3. A norma constante do artigo 188°, n.° 3, está ferida de inconstitucionalidade
se entendida com o sentido de que todo o material gravado pode ser destruído sem
que aos arguidos seja dado acesso ao mesmo, por violação das garantias de defesa
consagradas do artigo 32°, n° 1, da CRP. Por isso,
4. Deve ser declarada inconstitucional a norma do artigo 188°, n.° 3, do CPP,
por violação do artigo 32°, n.° 1, da CRP, com a interpretação de que se permite
a destruição dos elementos de prova obtidos com as escutas telefónicas, que o
OPC e o MP conheceram e o Meritíssimo Juiz de Instrução julgou irrelevante para
a investigação, sem que ao arguido seja dado conhecimento dos mesmos e se possa
pronunciar sobre a relevância deles.
Nestes termos se requer a Vs. Exas. que, conhecendo o presente recurso, venham a
declará-lo procedente, e em conformidade, a declarar inconstitucional a norma
constante do artigo 188º, n.° 3, do CPP (anterior versão), quando interpretada
com o sentido conferido na decisão recorrida.
Notificado da apresentação das alegações dos recorrentes A. e B., o
representante do Ministério Público junto do Tribunal Constitucional veio dizer
que nada mais tinha a acrescentar às alegações que produzira (fls. 399).
II. Fundamentação
2. A questão que vem discutida é a de saber se é inconstitucional, por violação
das garantias de defesa do arguido, asseguradas pelo artigo 32.º, n.º 1, da
Constituição, a norma do artigo 188.º, n.º 3, do Código de Processo Penal quando
interpretada no sentido de que o juiz de instrução pode destruir o material
coligido através de escutas telefónicas, quando considerado não relevante, sem
que antes o arguido dele tenha conhecimento e possa pronunciar-se sobre o
eventual interesse para a sua defesa.
Sobre essa mesma matéria já se pronunciou especificamente o citado acórdão do
Tribunal Constitucional n.º 660/06, de 28 de Novembro de 2006, que decidiu
“julgar inconstitucional, por violação do artigo 32.º, n.º 1, da Constituição, a
norma do artigo 188.º, n.º 3, do Código de Processo Penal, na interpretação
segundo a qual permite a destruição de elementos de prova obtidos mediante
intercepção de telecomunicações, que o órgão de polícia criminal e o Ministério
Público conheceram e que são considerados irrelevantes pelo juiz de instrução,
sem que o arguido deles tenha conhecimento e sem que se possa pronunciar sobre a
sua relevância”.
No mesmo sentido se pronunciaram os acórdãos n.ºs 450/07 e 451/07, ambos de 18
de Setembro de 2007.
É, aliás, na explanação seguida nesses arestos que os recorrentes A. e B. se
apoiam para defender idêntica solução, no caso vertente, ao passo que o
magistrado do Ministério Público, aqui também na posição de recorrente, se
baseia, para concluir no sentido oposto, nas considerações que foram aduzidas
nos votos de vencido que acompanham esses acórdãos.

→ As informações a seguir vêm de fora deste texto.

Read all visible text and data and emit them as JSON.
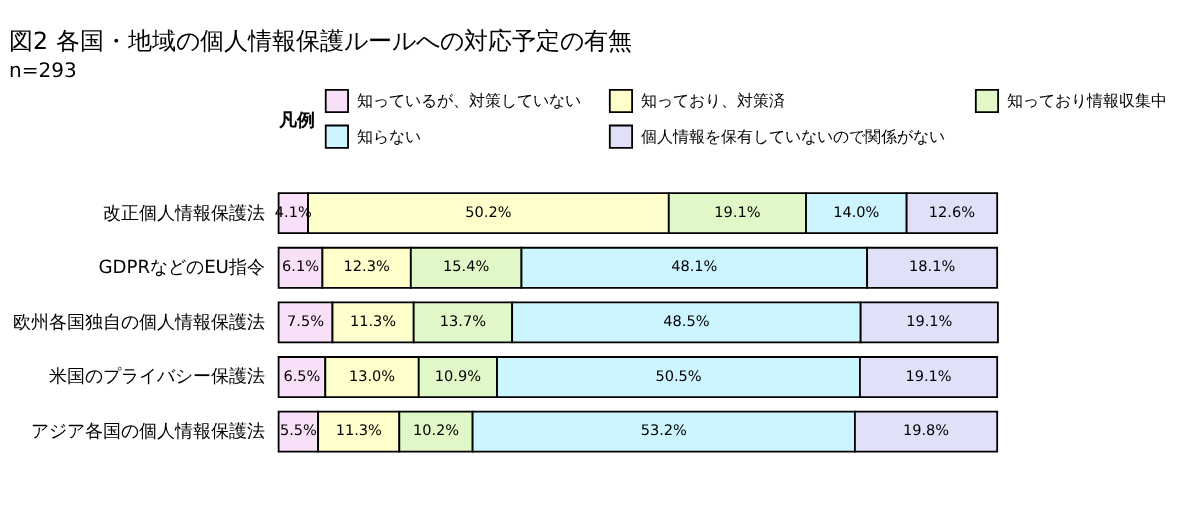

Importará, por isso, começar por expor, em termos argumentativos, as posições
que se encontram em confronto, para daí partir para o entendimento que, no
presente, melhor se considera ajustado ao caso.
Na verdade, o acórdão do Tribunal Constitucional n.º 660/06 excluiu que, em caso
de intercepção e gravação de conversações telefónicas, e para efeito da
eliminação dos conteúdos das comunicações interceptadas, as garantias de defesa
do arguido se bastem com o controlo da relevância dos elementos de prova, por
parte do juiz de instrução.
Para assim concluir, o Tribunal ponderou que a destruição, apenas por decisão do
juiz de instrução, sem conhecimento pelo arguido, dos elementos de prova obtidos
por intermédio da intercepção de telecomunicações, constitui, só por si, uma
compressão inaceitável e desnecessária das garantias de defesa e que é
particularmente notória na comparação da sua posição com a da acusação. Isso
porque o arguido, que sofreu uma intervenção restritiva nos seus direitos
fundamentais ao ser objecto de escutas telefónicas, acaba por ver eliminados os
registos dessas comunicações, sem poder tomar conhecimento do seu conteúdo e
sobre eles se pronunciar, enquanto que a acusação (rectius, o órgão de polícia
criminal e o Ministério Público) tem acesso ao conteúdo integral e completo das
comunicações e pode (deve mesmo) seleccionar e indicar as partes que considera
relevantes (artigo 188.º, n.º 1, parte final), tendo uma intervenção substancial
anterior à apreciação do juiz e podendo influenciar a sua decisão sobre a
relevância dos elementos coligidos.
O acórdão entende, por outro lado, que não é possível contrapor, como
justificação para a destruição dos registos tidos como irrelevantes, a ideia de
que essa operação visa a própria protecção de direitos fundamentais de terceiros
ou do próprio arguido, por se tratar de dados que, resultando da intercepção de
comunicações, representam em si uma devassa da intimidade da vida privada. Neste
plano de consideração, o tribunal chama a atenção para a circunstância de a
destruição dos registos, com fundamento no disposto no artigo 188º, n.º 3, do
Código de Processo Penal, ter por base exclusivamente a apreciação da relevância
das conversações para efeito de prova, por parte do juiz, e não a ilegalidade
das escutas ou a protecção dos direitos de terceiros ou do arguido. E, assim, a
invocação da protecção de terceiros contra intromissão na vida privada só
poderia colocar-se no plano abstracto, da presunção de que todas e quaisquer
escutas podem pôr em causa esses direitos de terceiros.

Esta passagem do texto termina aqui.